- Two dozen large global companies are failing to live up to their commitment to lead the fight against climate change and achieve “net zero” greenhouse gas emissions, according to the second annual Corporate Climate Responsibility Monitor. “The companies are hiding their climate inaction behind the fig leaf of green-sounding ‘net zero’ plans.”
- Based on their current practices, the 24 companies by 2050 would reduce their current emissions by 36% rather than the 90% to 95% required to meet their pledges, according to the CCRM report. The companies generate more than $3 trillion in total revenue and are responsible for about 4% of global emissions.
- “At a time when corporations need to come clean about their climate impact and shrink their carbon footprint, many are exploiting vague and misleading ‘net zero’ pledges to greenwash their brand while continuing with business as usual,” Carbon Market Watch Executive Director Sabine Frank said in a statement. “Since multinationals have both an oversized impact on the planet and the means to reduce their carbon footprint, they must take real action to clean up their act and not just their image by slashing their emissions.”
The CCRM report aligns with a finding by CDP, a platform for environmental disclosure, that only 81 of 4,000 companies worldwide that have committed to a climate transition plan disclose details about scenario analysis, financial planning, board oversight, policy engagement and 17 other indicators of credible plan execution.
Thirteen percent of the companies publicize 14 to 20 of the indicators, “demonstrating that they are on their way to disclosing a credible transition plan,” according to CDP, which studied disclosure across 13 industries in 135 countries. “Companies are recognizing the need for climate transition plans but are not moving fast enough amidst incoming mandatory disclosure.”

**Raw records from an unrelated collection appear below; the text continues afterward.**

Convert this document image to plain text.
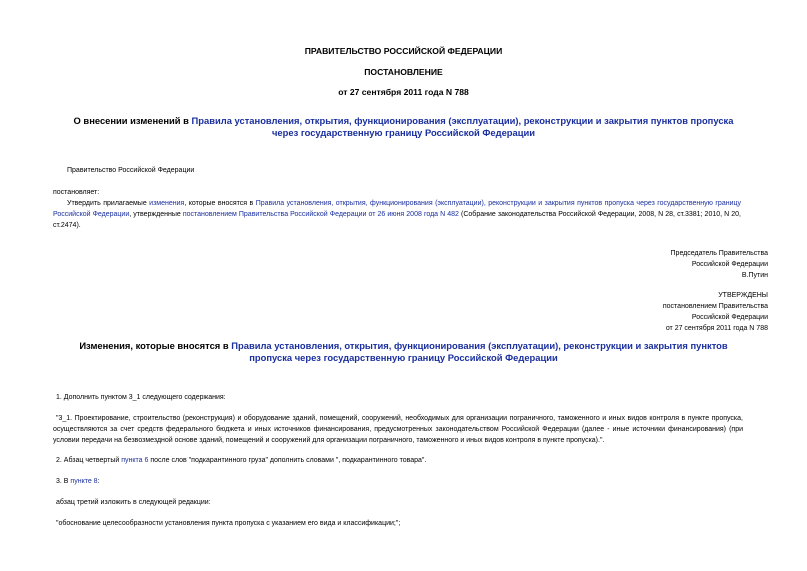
ПРАВИТЕЛЬСТВО РОССИЙСКОЙ ФЕДЕРАЦИИ
ПОСТАНОВЛЕНИЕ
от 27 сентября 2011 года N 788
О внесении изменений в Правила установления, открытия, функционирования (эксплуатации), реконструкции и закрытия пунктов пропуска через государственную границу Российской Федерации
Правительство Российской Федерации
постановляет:
Утвердить прилагаемые изменения, которые вносятся в Правила установления, открытия, функционирования (эксплуатации), реконструкции и закрытия пунктов пропуска через государственную границу Российской Федерации, утвержденные постановлением Правительства Российской Федерации от 26 июня 2008 года N 482 (Собрание законодательства Российской Федерации, 2008, N 28, ст.3381; 2010, N 20, ст.2474).
Председатель Правительства
Российской Федерации
В.Путин
УТВЕРЖДЕНЫ
постановлением Правительства
Российской Федерации
от 27 сентября 2011 года N 788
Изменения, которые вносятся в Правила установления, открытия, функционирования (эксплуатации), реконструкции и закрытия пунктов пропуска через государственную границу Российской Федерации
1. Дополнить пунктом 3_1 следующего содержания:
"3_1. Проектирование, строительство (реконструкция) и оборудование зданий, помещений, сооружений, необходимых для организации пограничного, таможенного и иных видов контроля в пункте пропуска, осуществляются за счет средств федерального бюджета и иных источников финансирования, предусмотренных законодательством Российской Федерации (далее - иные источники финансирования) (при условии передачи на безвозмездной основе зданий, помещений и сооружений для организации пограничного, таможенного и иных видов контроля в пункте пропуска).".
2. Абзац четвертый пункта 6 после слов "подкарантинного груза" дополнить словами ", подкарантинного товара".
3. В пункте 8:
абзац третий изложить в следующей редакции:
"обоснование целесообразности установления пункта пропуска с указанием его вида и классификации;";
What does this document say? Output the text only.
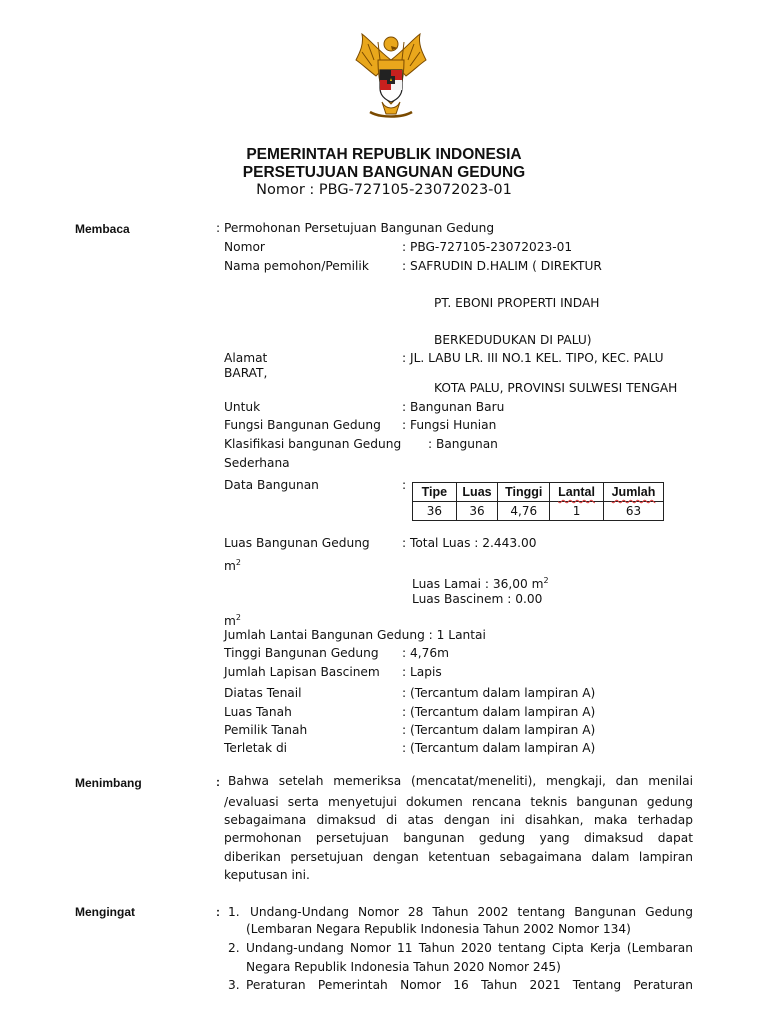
PEMERINTAH REPUBLIK INDONESIA
PERSETUJUAN BANGUNAN GEDUNG
Nomor : PBG-727105-23072023-01
Membaca	: Permohonan Persetujuan Bangunan Gedung
Nomor	: PBG-727105-23072023-01
Nama pemohon/Pemilik	: SAFRUDIN D.HALIM ( DIREKTUR
PT. EBONI PROPERTI INDAH
BERKEDUDUKAN DI PALU)
Alamat	: JL. LABU LR. III NO.1 KEL. TIPO, KEC. PALU
BARAT,
KOTA PALU, PROVINSI SULWESI TENGAH
Untuk	: Bangunan Baru
Fungsi Bangunan Gedung : Fungsi Hunian
Klasifikasi bangunan Gedung : Bangunan
Sederhana
Data Bangunan	: Tipe	Luas	Tinggi	Lantal	Jumlah
36	36	4,76	1	63
Luas Bangunan Gedung	: Total Luas : 2.443.00
$m^2$
Luas Lamai : 36,00 $m^2$
Luas Bascinem : 0.00
$m^2$
Jumlah Lantai Bangunan Gedung : 1 Lantai
Tinggi Bangunan Gedung : 4,76m
Jumlah Lapisan Bascinem : Lapis
Diatas Tenail	: (Tercantum dalam lampiran A)
Luas Tanah	: (Tercantum dalam lampiran A)
Pemilik Tanah	: (Tercantum dalam lampiran A)
Terletak di	: (Tercantum dalam lampiran A)
Menimbang	: Bahwa setelah memeriksa (mencatat/meneliti), mengkaji, dan menilai
/evaluasi serta menyetujui dokumen rencana teknis bangunan gedung
sebagaimana dimaksud di atas dengan ini disahkan, maka terhadap
permohonan persetujuan bangunan gedung yang dimaksud dapat
diberikan persetujuan dengan ketentuan sebagaimana dalam lampiran
keputusan ini.
Mengingat	: 1. Undang-Undang Nomor 28 Tahun 2002 tentang Bangunan Gedung
(Lembaran Negara Republik Indonesia Tahun 2002 Nomor 134)
2. Undang-undang Nomor 11 Tahun 2020 tentang Cipta Kerja (Lembaran
Negara Republik Indonesia Tahun 2020 Nomor 245)
3. Peraturan Pemerintah Nomor 16 Tahun 2021 Tentang Peraturan
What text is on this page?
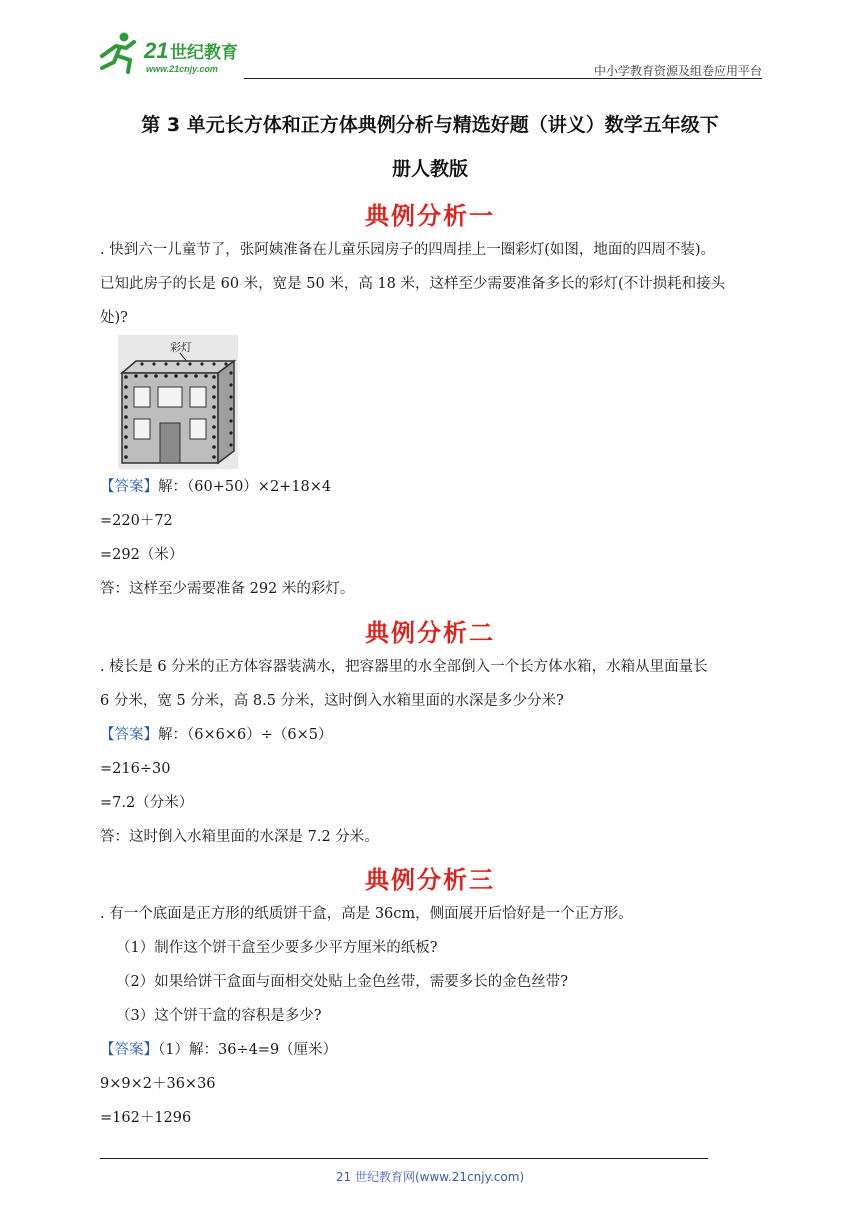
21 世纪教育
www.21cnjy.com	中小学教育资源及组卷应用平台
第 3 单元长方体和正方体典例分析与精选好题（讲义）数学五年级下
册人教版
典例分析一
. 快到六一儿童节了，张阿姨准备在儿童乐园房子的四周挂上一圈彩灯(如图，地面的四周不装)。
已知此房子的长是 60 米，宽是 50 米，高 18 米，这样至少需要准备多长的彩灯(不计损耗和接头
处)?
彩灯
【答案】解：（60+50）×2+18×4
=220＋72
=292（米）
答：这样至少需要准备 292 米的彩灯。
典例分析二
. 棱长是 6 分米的正方体容器装满水，把容器里的水全部倒入一个长方体水箱，水箱从里面量长
6 分米，宽 5 分米，高 8.5 分米，这时倒入水箱里面的水深是多少分米?
【答案】解：（6×6×6）÷（6×5）
=216÷30
=7.2（分米）
答：这时倒入水箱里面的水深是 7.2 分米。
典例分析三
. 有一个底面是正方形的纸质饼干盒，高是 36cm，侧面展开后恰好是一个正方形。
（1）制作这个饼干盒至少要多少平方厘米的纸板?
（2）如果给饼干盒面与面相交处贴上金色丝带，需要多长的金色丝带?
（3）这个饼干盒的容积是多少?
【答案】（1）解：36÷4=9（厘米）
9×9×2＋36×36
=162＋1296
21 世纪教育网(www.21cnjy.com)
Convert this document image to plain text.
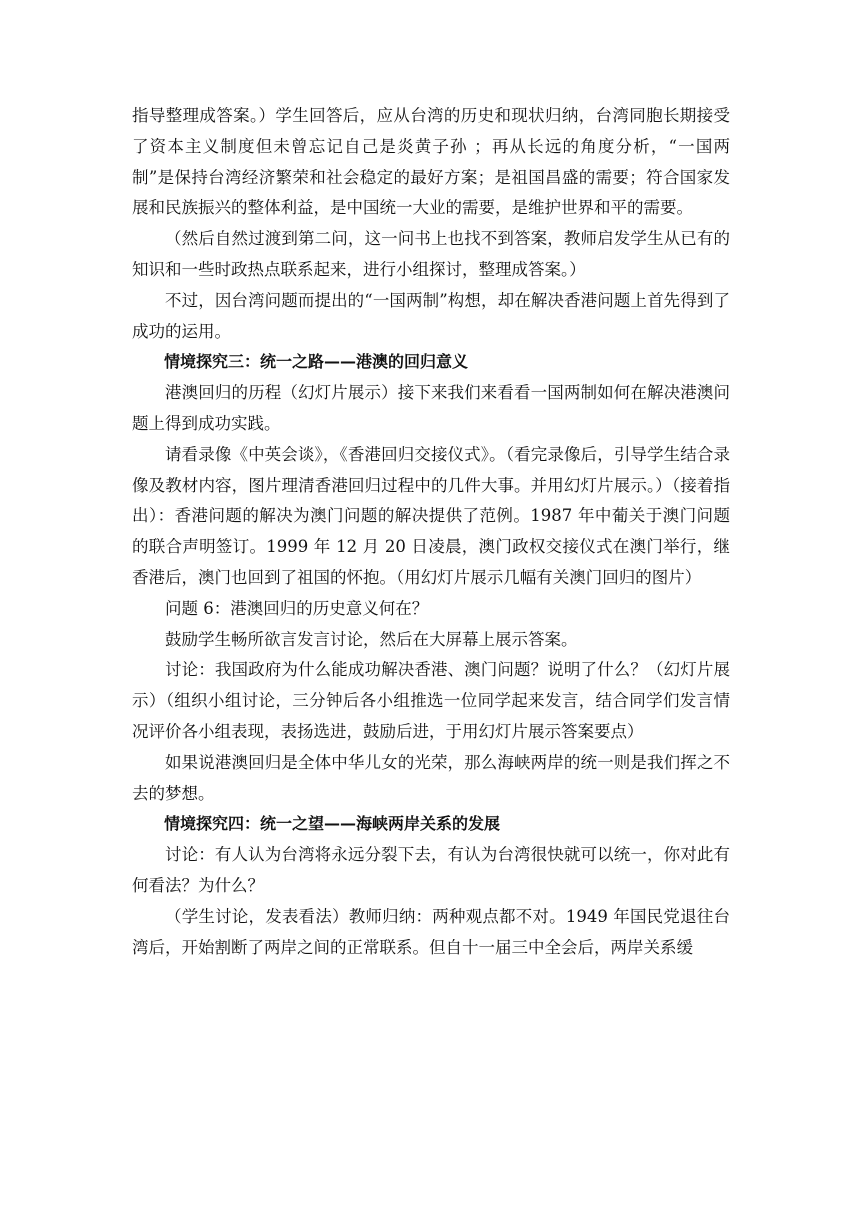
指导整理成答案。）学生回答后，应从台湾的历史和现状归纳，台湾同胞长期接受了资本主义制度但未曾忘记自己是炎黄子孙 ；再从长远的角度分析，“一国两制”是保持台湾经济繁荣和社会稳定的最好方案；是祖国昌盛的需要；符合国家发展和民族振兴的整体利益，是中国统一大业的需要，是维护世界和平的需要。

（然后自然过渡到第二问，这一问书上也找不到答案，教师启发学生从已有的知识和一些时政热点联系起来，进行小组探讨，整理成答案。）

不过，因台湾问题而提出的“一国两制”构想，却在解决香港问题上首先得到了成功的运用。

情境探究三：统一之路——港澳的回归意义

港澳回归的历程（幻灯片展示）接下来我们来看看一国两制如何在解决港澳问题上得到成功实践。

请看录像《中英会谈》，《香港回归交接仪式》。（看完录像后，引导学生结合录像及教材内容，图片理清香港回归过程中的几件大事。并用幻灯片展示。）（接着指出）：香港问题的解决为澳门问题的解决提供了范例。1987 年中葡关于澳门问题的联合声明签订。1999 年 12 月 20 日凌晨，澳门政权交接仪式在澳门举行，继香港后，澳门也回到了祖国的怀抱。（用幻灯片展示几幅有关澳门回归的图片）

问题 6：港澳回归的历史意义何在？

鼓励学生畅所欲言发言讨论，然后在大屏幕上展示答案。

讨论：我国政府为什么能成功解决香港、澳门问题？说明了什么？（幻灯片展示）（组织小组讨论，三分钟后各小组推选一位同学起来发言，结合同学们发言情况评价各小组表现，表扬选进，鼓励后进，于用幻灯片展示答案要点）

如果说港澳回归是全体中华儿女的光荣，那么海峡两岸的统一则是我们挥之不去的梦想。

情境探究四：统一之望——海峡两岸关系的发展

讨论：有人认为台湾将永远分裂下去，有认为台湾很快就可以统一，你对此有何看法？为什么？

（学生讨论，发表看法）教师归纳：两种观点都不对。1949 年国民党退往台湾后，开始割断了两岸之间的正常联系。但自十一届三中全会后，两岸关系缓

More than a third of companies provide sufficient disclosure on the risks and opportunities from a climate transition plan but only 3% provide relevant, forward-looking financial details supporting their plan, CDP said.
Both reports coincide with a call to reduce climate change from regulators, non-profits, international organizations and other stakeholders worldwide.
“We are flirting with climate disaster,” UN Secretary General António Guterres said last month at Davos, Switzerland. “Greenhouse gas emissions are at record levels and growing,” pushing up global warming toward 2.8 degrees Celsius, well above the 1.5 C target.
“Our climate goals need the full engagement of the private sector,” Guterres said.
Not all large, global businesses have failed to make credible progress in meeting their net-zero commitments, according to the CCRM report, a project by CMW and the NewClimate Institute.
Apple, Walmart, Foxconn and H&M Group help their suppliers buy renewable electricity through either guidance or by helping arrange such purchases, according to the CCRM report.
Google and Microsoft have pledged that by 2030 all of their energy consumption will be matched around the clock with renewable energy generation at nearby installations.
Five companies – H&M Group, Holcim, Stellantis, Maersk and Thyssenkrupp – have plans to reduce their GHG emissions by 90% by their target date, commonly 2040 or 2050, according to the CCRM report. This includes Scope 3 emissions by suppliers and vendors across their supply chains.
At the same time, the CCRM report said, “we find the long-term targets of 17 companies to be of poor integrity, due to the inadequacy or complete lack of explicit emission reduction commitments alongside ambiguous net-zero pledges.”